Top-down and bottom-up design
Design always requires working down from the top of the abstraction hierarchy and up from the least abstract description. Obviously, work must begin by adding detail to the abstraction—top-down design adds functional detail. But top-down design decisions are made with limited information: there may be several alternative designs at each level of abstraction; we want to choose the candidate which best fits our speed, area, and power requirements. We often cannot accurately judge those costs until we have an initial design. Bottom-up analysis and design percolates cost information back to higher-levels of abstraction; for instance, we may use more accurate delay information from the circuit design to redesign the logic. Experience will help you judge costs before you complete the implementation, but most designs require cycles of top-down design followed by bottom-up redesign.

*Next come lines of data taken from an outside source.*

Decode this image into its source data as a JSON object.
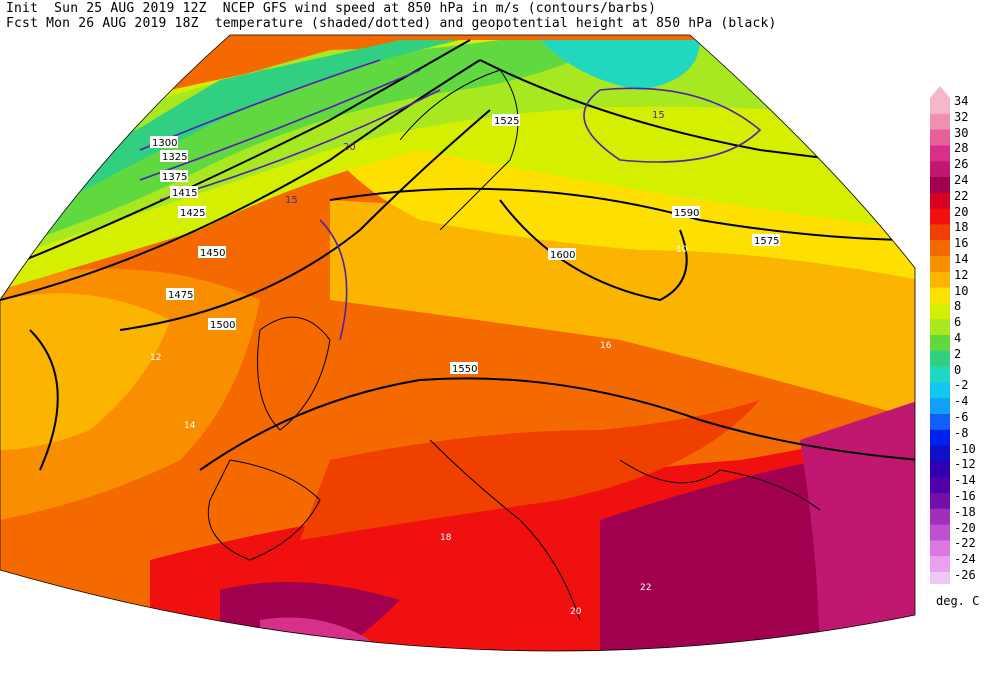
{
  "header": {
    "line1": "Init  Sun 25 AUG 2019 12Z  NCEP GFS wind speed at 850 hPa in m/s (contours/barbs)",
    "line2": "Fcst Mon 26 AUG 2019 18Z  temperature (shaded/dotted) and geopotential height at 850 hPa (black)"
  },
  "legend": {
    "units": "deg. C",
    "levels": [
      {
        "label": "34",
        "color": "#f5b8c8"
      },
      {
        "label": "32",
        "color": "#f090b0"
      },
      {
        "label": "30",
        "color": "#e8609a"
      },
      {
        "label": "28",
        "color": "#d83088"
      },
      {
        "label": "26",
        "color": "#c01870"
      },
      {
        "label": "24",
        "color": "#a0004e"
      },
      {
        "label": "22",
        "color": "#d80020"
      },
      {
        "label": "20",
        "color": "#f01010"
      },
      {
        "label": "18",
        "color": "#f04000"
      },
      {
        "label": "16",
        "color": "#f56a00"
      },
      {
        "label": "14",
        "color": "#f88e00"
      },
      {
        "label": "12",
        "color": "#fbb400"
      },
      {
        "label": "10",
        "color": "#fde000"
      },
      {
        "label": "8",
        "color": "#d4f000"
      },
      {
        "label": "6",
        "color": "#a8e820"
      },
      {
        "label": "4",
        "color": "#60d840"
      },
      {
        "label": "2",
        "color": "#30d080"
      },
      {
        "label": "0",
        "color": "#20d8c0"
      },
      {
        "label": "-2",
        "color": "#10c8f0"
      },
      {
        "label": "-4",
        "color": "#10a0f8"
      },
      {
        "label": "-6",
        "color": "#1060f8"
      },
      {
        "label": "-8",
        "color": "#0020f0"
      },
      {
        "label": "-10",
        "color": "#1010c8"
      },
      {
        "label": "-12",
        "color": "#3000b0"
      },
      {
        "label": "-14",
        "color": "#5000a8"
      },
      {
        "label": "-16",
        "color": "#7010a8"
      },
      {
        "label": "-18",
        "color": "#a030b8"
      },
      {
        "label": "-20",
        "color": "#c050d0"
      },
      {
        "label": "-22",
        "color": "#d878e0"
      },
      {
        "label": "-24",
        "color": "#e8a0f0"
      },
      {
        "label": "-26",
        "color": "#f0c8f8"
      }
    ]
  },
  "height_labels": [
    "1300",
    "1325",
    "1375",
    "1415",
    "1425",
    "1450",
    "1475",
    "1500",
    "1525",
    "1550",
    "1575",
    "1590",
    "1600"
  ],
  "wind_labels": [
    "15",
    "20"
  ],
  "temp_labels": [
    "10",
    "12",
    "14",
    "16",
    "18",
    "20",
    "22"
  ]
}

1.4.3 Computer-Aided Design
CAD tools
The only realistic way to design chips given performance and design time constraints is to automate the design process, using computer-aided design (CAD) tools which automate parts of the design process. Using computers to automate design, when done correctly, actually helps us solve all three problems: dealing with multiple levels of abstraction is easier when you are not absorbed in the details of a particular design step; computer programs, because they are more methodical, can do a better job of analyzing cost trade-offs; and, when given a well-defined task, computers can work much more quickly than humans.
Design entry
Computer-aided design tools can be categorized by the design task they handle. The simplest of CAD tool handles design entry—for example, an interactive schematic drawing package. Design entry tools capture a design in machine-readable form for use by other programs, and they often allow easier modification of a design, but they don’t do any real design work.
Analysis and verification
Analysis and verification tools are more powerful. The Spice circuit simulator, for example, solves the differential equations which govern how the circuit responds to an input waveform over time. Such a program doesn’t tell us how to change the circuit to make it do what we want, but many analysis tasks are too difficult to perform manually.
Synthesis
Synthesis tools actually create a design at a lower level of abstraction from a higher level description. Some layout synthesis programs can synthesize a layout from a circuit description like that in Figure 1-2. Using computers for design is not a panacea. Computer programs cannot now, nor are they ever likely to be able to transform marketing brochures directly into finished IC designs. Designers will always be necessary to find creative designs and to perform design tasks which are too subtle to be left to algorithms.
Both hierarchical design and design abstraction are as important to CAD tools as they are to humans—the most powerful synthesis and analysis tools operate on a very restricted design model. CAD tools can help us immensely with pieces of the design task, but algorithms that have the detailed knowledge required to solve one design problem usually do not have the broad range of data required to balance broad requirements.
Tools as aids
CAD tools must be used judiciously by a human designer to be most effective. Nonetheless, CAD tools are an essential part of the future of IC design because they are the only way to manage the complexity of designing large integrated circuits. Manual design of a hundred-million transistor chip, or even a 100,000 transistor chip, quickly overwhelms the designer with decisions. Not all decisions are equally important—some may have only a minor effect on chip size and speed while others may profoundly change the chip’s costs. By concentrating on the wrong decisions, a designer may cause problems that are not easily correctable later. CAD tools, by automating parts of the design process, help the designer eliminate mundane decisions quickly and concentrate on the make-or-break problems posed by the chip.
For example, long wires can introduce excessive delay, increase power consumption, and create opportunities for crosstalk. Such problems can be found by a program that analyzes delays through the chip, but when designing a chip by hand, it may be easy to miss this single connection, and the error will not be found until the chip comes back from fabrication. CAD tools are particularly important for evaluating complex situations in which solving one problem creates other problems—for example, making one wire shorter makes other wires longer. When two constraints compete, solutions to problems may not be so easy. Making one part of the design faster may, for example, make another part of the design unacceptably large and slow. CAD tools help us solve these problems with analytical methods to evaluate the cost of decisions and synthesis methods that let us quickly construct a candidate solution to a problem. Evaluation of candidate designs is critical to designing systems to satisfy multiple costs because optimizing a complete system cannot be done simply by optimizing all the parts individually—making each part in a chip run as fast as possible in isolation by no means ensures that the entire chip will run as fast as possible. Using CAD tools to propose and analyze solutions to problems lets us examine much larger problems than is possible by hand.